5 Min Read
* MSCI Asia ex-Japan tumbles to fresh five-month low
* Nikkei sheds more than 4 pct to log worst day since June
* Dollar touches two-month low against yen
* Aussie rallies after RBA drops easing bias, holds steady
By Lisa Twaronite
TOKYO, Feb 4 (Reuters) - Asian shares skidded on Tuesday while the dollar struggled to keep its footing, after disappointing data cast doubt on the strength of the U.S. economy and gave investors little reason to hope for stability in emerging markets after their recent rout.
MSCI's broadest index of Asia-Pacific shares outside Japan fell about 1.4 percent, touching its lowest level since early September at one point.
The gloom was likely to continue into the European session, with financial spreadbetters expecting Britain's FTSE 100 to open 36 to 44 points lower, or down as much as 0.7 percent; Germany's DAX to open 77 to 89 points lower, or down as much as 1 percent; and France's CAC 40 to open 29 to 34 points lower, or down as much as 0.8 percent.
"With the main European indices down around 7 percent, chatter on trading desk is about whether we are in for a '10 percent' correction," Jonathan Sudaria, a dealer at Capital Spreads in London, said in emailed comments.
"The bears have a seemingly easy target within reach and the remaining bulls will want to get out of the way so talk of a correction looks to be turning into a self-fulfilling prophecy," he added.
Hong Kong shares, reopening on Tuesday after the Lunar New Year holiday, caught up with plunges elsewhere. Mainland Chinese markets remained shut for the holiday and will reopen on Friday.
"Experienced emerging market investors would be looking at this selldown with great interest, looking to pick up quality names on the dip, but they are still in the minority for now," said Erwin Sanft, Standard Chartered's Hong Kong-based China equity strategist.
Japan's Nikkei stock average ended down 4.2 percent in the highest volume since June, marking its worst day since that month. It extended its declines into a fourth session, breaking below the key technical 200-day moving average for the first time since November 2012 and bringing losses for this year to around 14 percent.
That makes it the worst performer among major developed markets since the start of 2014, with the S&P 500 down 5.8 percent and the pan-European FTSEurofirst 300 down 3.3 percent. The sharp drop came even after the Bank of Japan bought 123 billion yen ($1.21 billion) worth of exchange traded funds this year as of Feb. 3 to support the equities market.
The yield on benchmark 10-year U.S. Treasury notes stood at 2.589 in Asian trading, after falling as low as 2.582 percent on Monday, the lowest since Nov. 1.
Data showing U.S. manufacturing activity slowed sharply last month dealt a heavy blow to markets already worried that the U.S. Federal Reserve's decision to taper its asset purchases would lead to capital flight from emerging markets.

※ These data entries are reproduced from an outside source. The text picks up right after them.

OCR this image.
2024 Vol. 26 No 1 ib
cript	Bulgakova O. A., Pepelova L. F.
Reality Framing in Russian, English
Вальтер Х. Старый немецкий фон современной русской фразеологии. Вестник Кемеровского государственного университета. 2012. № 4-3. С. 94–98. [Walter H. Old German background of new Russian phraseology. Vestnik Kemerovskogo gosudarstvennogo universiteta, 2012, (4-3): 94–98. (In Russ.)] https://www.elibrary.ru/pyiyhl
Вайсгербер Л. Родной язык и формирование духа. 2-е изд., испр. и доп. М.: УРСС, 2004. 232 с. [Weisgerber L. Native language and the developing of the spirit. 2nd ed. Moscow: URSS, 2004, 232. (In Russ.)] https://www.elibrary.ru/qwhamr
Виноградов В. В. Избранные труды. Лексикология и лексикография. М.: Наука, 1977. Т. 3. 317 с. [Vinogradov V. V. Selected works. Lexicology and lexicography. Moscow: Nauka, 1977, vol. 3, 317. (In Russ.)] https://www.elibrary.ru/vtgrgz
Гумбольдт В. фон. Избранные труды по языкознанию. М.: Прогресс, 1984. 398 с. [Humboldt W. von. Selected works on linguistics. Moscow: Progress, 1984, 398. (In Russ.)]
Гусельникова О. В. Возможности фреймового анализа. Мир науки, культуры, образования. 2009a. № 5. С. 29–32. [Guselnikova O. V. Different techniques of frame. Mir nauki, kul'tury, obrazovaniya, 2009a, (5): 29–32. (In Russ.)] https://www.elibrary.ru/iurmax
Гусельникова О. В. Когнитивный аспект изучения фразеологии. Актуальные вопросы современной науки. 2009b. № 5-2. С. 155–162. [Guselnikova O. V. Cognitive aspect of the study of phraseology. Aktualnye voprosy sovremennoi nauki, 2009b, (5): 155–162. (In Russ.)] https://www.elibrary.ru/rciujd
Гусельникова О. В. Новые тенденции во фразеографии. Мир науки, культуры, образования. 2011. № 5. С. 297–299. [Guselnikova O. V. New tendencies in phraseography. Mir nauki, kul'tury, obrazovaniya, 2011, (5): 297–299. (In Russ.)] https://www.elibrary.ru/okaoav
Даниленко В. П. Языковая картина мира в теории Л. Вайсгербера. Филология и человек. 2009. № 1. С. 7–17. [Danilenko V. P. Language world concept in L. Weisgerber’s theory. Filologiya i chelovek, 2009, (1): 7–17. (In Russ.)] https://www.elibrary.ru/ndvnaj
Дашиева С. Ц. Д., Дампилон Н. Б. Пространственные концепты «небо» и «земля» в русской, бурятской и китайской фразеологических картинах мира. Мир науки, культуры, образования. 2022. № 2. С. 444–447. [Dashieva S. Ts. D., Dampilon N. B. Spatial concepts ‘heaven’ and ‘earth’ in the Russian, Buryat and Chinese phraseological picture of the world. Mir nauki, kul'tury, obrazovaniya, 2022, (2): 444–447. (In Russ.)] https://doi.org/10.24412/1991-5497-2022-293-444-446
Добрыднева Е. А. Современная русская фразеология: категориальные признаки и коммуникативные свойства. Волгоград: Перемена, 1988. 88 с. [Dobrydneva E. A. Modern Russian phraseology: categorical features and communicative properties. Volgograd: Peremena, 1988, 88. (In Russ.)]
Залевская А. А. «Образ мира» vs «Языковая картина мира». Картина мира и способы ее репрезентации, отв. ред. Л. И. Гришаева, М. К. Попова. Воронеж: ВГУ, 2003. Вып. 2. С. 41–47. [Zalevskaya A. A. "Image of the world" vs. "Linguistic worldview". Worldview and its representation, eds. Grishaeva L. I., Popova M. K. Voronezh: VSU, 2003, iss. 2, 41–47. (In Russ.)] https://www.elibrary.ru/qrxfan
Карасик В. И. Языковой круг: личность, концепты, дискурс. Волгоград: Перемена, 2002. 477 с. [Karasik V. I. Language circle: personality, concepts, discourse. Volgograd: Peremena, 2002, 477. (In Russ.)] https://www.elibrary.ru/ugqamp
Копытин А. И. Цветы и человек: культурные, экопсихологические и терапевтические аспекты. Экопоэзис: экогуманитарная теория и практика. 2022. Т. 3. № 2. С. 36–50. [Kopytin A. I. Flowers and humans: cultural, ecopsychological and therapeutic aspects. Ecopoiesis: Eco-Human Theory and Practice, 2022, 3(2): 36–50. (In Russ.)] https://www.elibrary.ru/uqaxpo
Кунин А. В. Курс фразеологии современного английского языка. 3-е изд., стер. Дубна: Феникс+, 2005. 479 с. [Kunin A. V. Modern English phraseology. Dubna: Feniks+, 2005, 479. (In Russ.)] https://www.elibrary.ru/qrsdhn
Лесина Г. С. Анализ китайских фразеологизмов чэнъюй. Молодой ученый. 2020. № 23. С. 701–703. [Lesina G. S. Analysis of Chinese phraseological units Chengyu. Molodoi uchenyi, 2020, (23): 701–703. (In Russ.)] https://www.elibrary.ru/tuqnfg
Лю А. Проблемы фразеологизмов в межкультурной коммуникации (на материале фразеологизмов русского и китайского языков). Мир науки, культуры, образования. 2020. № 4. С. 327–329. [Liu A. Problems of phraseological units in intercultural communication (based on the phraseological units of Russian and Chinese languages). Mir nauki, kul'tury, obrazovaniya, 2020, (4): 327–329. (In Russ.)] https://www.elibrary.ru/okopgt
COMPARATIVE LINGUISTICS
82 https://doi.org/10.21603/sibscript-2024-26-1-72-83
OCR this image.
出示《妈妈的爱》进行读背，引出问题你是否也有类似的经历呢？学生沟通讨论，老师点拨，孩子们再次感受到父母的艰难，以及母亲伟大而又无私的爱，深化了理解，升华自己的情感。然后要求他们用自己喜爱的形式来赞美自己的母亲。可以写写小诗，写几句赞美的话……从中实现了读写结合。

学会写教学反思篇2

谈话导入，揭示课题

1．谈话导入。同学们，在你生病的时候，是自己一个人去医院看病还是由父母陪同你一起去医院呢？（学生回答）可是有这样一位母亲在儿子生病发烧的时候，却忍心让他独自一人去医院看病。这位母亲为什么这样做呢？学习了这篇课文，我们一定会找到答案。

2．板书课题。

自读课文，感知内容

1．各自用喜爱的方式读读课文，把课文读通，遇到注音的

January's sharp fall in U.S. output came on the back of the biggest drop in new orders in 33 years, while construction spending barely rose in December, suggesting the U.S. economic recovery is more tenuous than some investors had believed.
The data pushed the benchmark S&P 500 index into its worst single-day drop in seven months, while the CBOE volatility index soared 16.5 percent to close at its highest level since December 2012.
In late Asian trading, the dollar took back some lost ground, adding about 0.1 percent to buy 101.05 yen, while the euro rose 0.1 percent on the day to 136.75 yen. But both fell to their lowest levels since late November earlier in the Asian session.
The Australian dollar rallied after the Reserve Bank of Australia dropped its easing bias in the first policy review of the year, encouraging markets to increase the chance of an interest rate hike.
The Aussie was last up 1.7 percent at $0.8895 after the RBA also toned down its rhetorical campaign for a weaker currency.
On the commodities front, U.S. oil edged up slightly to $96.63 a barrel, after plunging $1.09 on Monday, as the weaker-than-expected U.S. factory data fanned fears about demand in the world's largest economy.
March Brent crude eased slightly to $105.91 a barrel after two straight sessions of losses.
The stock market selloff added to the safe-haven appeal of gold, with spot gold steady on the day at $1,258.84 an ounce, after gaining 1.1 percent on Monday.
But three-month copper on the London Metal Exchange edged down to $7,020 a tonne after earlier hitting a two-month low and on track for its 10th straight losing session.